Among the earliest films Bose worked on as sound recordist is the Bengali film Chirakumar Sabha (1932), produced by Dilip Pictures and distributed by New Theatres. The film, whose title translates as a conference of bachelors, was directed by Premankur Attorthy. It was one of Rabindranath’s first works to be made into a film. With music composed by R C Boral who used Tagore’s songs as lyrics, it starred Durgadas Bannerjee, Molina Devi, Amar Mullick, and Tinkari Chakraborty, among others. The plot revolved around a group of hardened bachelors who meet on a regular basis, and eventually settle for marriage.
The same year, he worked on the social drama film Chandidas (1932), directed by Debaki Kumar Bose. Starring Durgadas Bannerjee, Krishna Chandra Dey, Manoranjan Bhattacharya, Amar Mullick and others, the film depicted the life and works of Chandidas, the legendary 15th-century Bengali Vaishnavite poet. It stressed the poet's teachings through the love story between Chandidas and a low-caste washerwoman, Rami. The conventional villain of the saint film genre, who represents the established order threatened by the outsider's revolutionary influence on common people, is the rapacious upper-caste merchant Bijoynarayan. When Rami rejects his advances, he persuades the high priest to insist that Chandidas must repent or be punished for associating with a low-caste woman. Chandidas agrees to repent but when he sees the injuries Rami has suffered at the hands of the merchant's goons, he rejects institutionalised religion in favor of the higher Vaishnavite call for a more democratic god and leaves the village with Rami.
In 1949, he served as the audiographer for the horror mystery drama Mahal, directed by Kamal Amrohi.

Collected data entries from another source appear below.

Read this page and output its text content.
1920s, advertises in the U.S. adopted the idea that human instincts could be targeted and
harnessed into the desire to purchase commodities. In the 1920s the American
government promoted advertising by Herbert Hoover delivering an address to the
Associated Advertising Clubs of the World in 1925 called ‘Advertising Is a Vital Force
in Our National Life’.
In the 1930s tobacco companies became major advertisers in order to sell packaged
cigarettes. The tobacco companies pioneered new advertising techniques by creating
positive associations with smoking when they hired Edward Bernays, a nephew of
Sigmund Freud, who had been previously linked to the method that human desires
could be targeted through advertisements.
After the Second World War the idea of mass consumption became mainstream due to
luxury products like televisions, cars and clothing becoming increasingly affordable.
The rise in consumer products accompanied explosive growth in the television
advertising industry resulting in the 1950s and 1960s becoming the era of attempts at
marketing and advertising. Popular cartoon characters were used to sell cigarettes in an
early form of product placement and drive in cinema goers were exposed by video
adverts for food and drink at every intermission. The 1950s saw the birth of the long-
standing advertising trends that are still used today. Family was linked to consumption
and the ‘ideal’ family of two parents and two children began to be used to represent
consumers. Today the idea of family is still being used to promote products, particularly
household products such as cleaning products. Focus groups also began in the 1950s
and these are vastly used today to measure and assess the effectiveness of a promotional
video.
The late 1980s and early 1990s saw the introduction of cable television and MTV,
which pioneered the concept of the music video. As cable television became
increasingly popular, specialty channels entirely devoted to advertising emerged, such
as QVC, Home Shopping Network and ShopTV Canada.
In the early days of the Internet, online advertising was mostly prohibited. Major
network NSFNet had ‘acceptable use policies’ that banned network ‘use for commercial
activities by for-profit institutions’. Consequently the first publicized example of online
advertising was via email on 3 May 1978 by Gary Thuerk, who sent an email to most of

A landmark ‘Bombay Gothic’ genre film, it revolved around a young lawyer Hari Shankar (Ashok Kumar) who is involved with a ghostly woman Kamini (Madhubala) in his new house, where the builder and his fiancée died shortly after it was built.
He would go on to serve as the sound recordist for films such as the Nitin Bose-directed drama genre film Mashaal (1950); Nitin Bose’s Deedar (1951), starring Nargis, Ashok Kumar and Dilip Kumar about a traumatised and blind young man who makes a living singing, and searching for his childhood sweetheart; the romantic comedy Railway Platform (1955) directed by Ramesh Saigal wherein passengers from all backgrounds get stranded on an isolated railway platform when a natural disaster delays their train for 24 hours; Amiya Chakrabarty’s Dekh Kabira Roya (1957) revolving around three struggling artistes who share the same house and how their lives get entangled when they decide to help each other find love by using their talents; the romance genre Barkha (1959); Umeed (1962) directed by Nitin Bose and starring Ashok Kumar, Joy Mukherjee and Nanda; and the tragic love legend Heer Ranjha (1970) directed by Chetan Anand and starring Raaj Kumar, Priya Rajvansh and Pran.
Bose also worked in the music department as song recordist for films such as Alif-Laila (1953), Taxi Driver (1954), Mr and Mrs 55 (1955), Milap (1955), Mem Sahib (1956), CID (1956), Hum Panchhi Ek Daal Ke (1957), Johnny Walker (1957), 12 O’Clock (1958), Mujrim (1958), Raagini (1958), Do Ustad (1959), Main Bhi Ladki Hoon (1964), and Mohabbat Iski Kehete Hai (1965).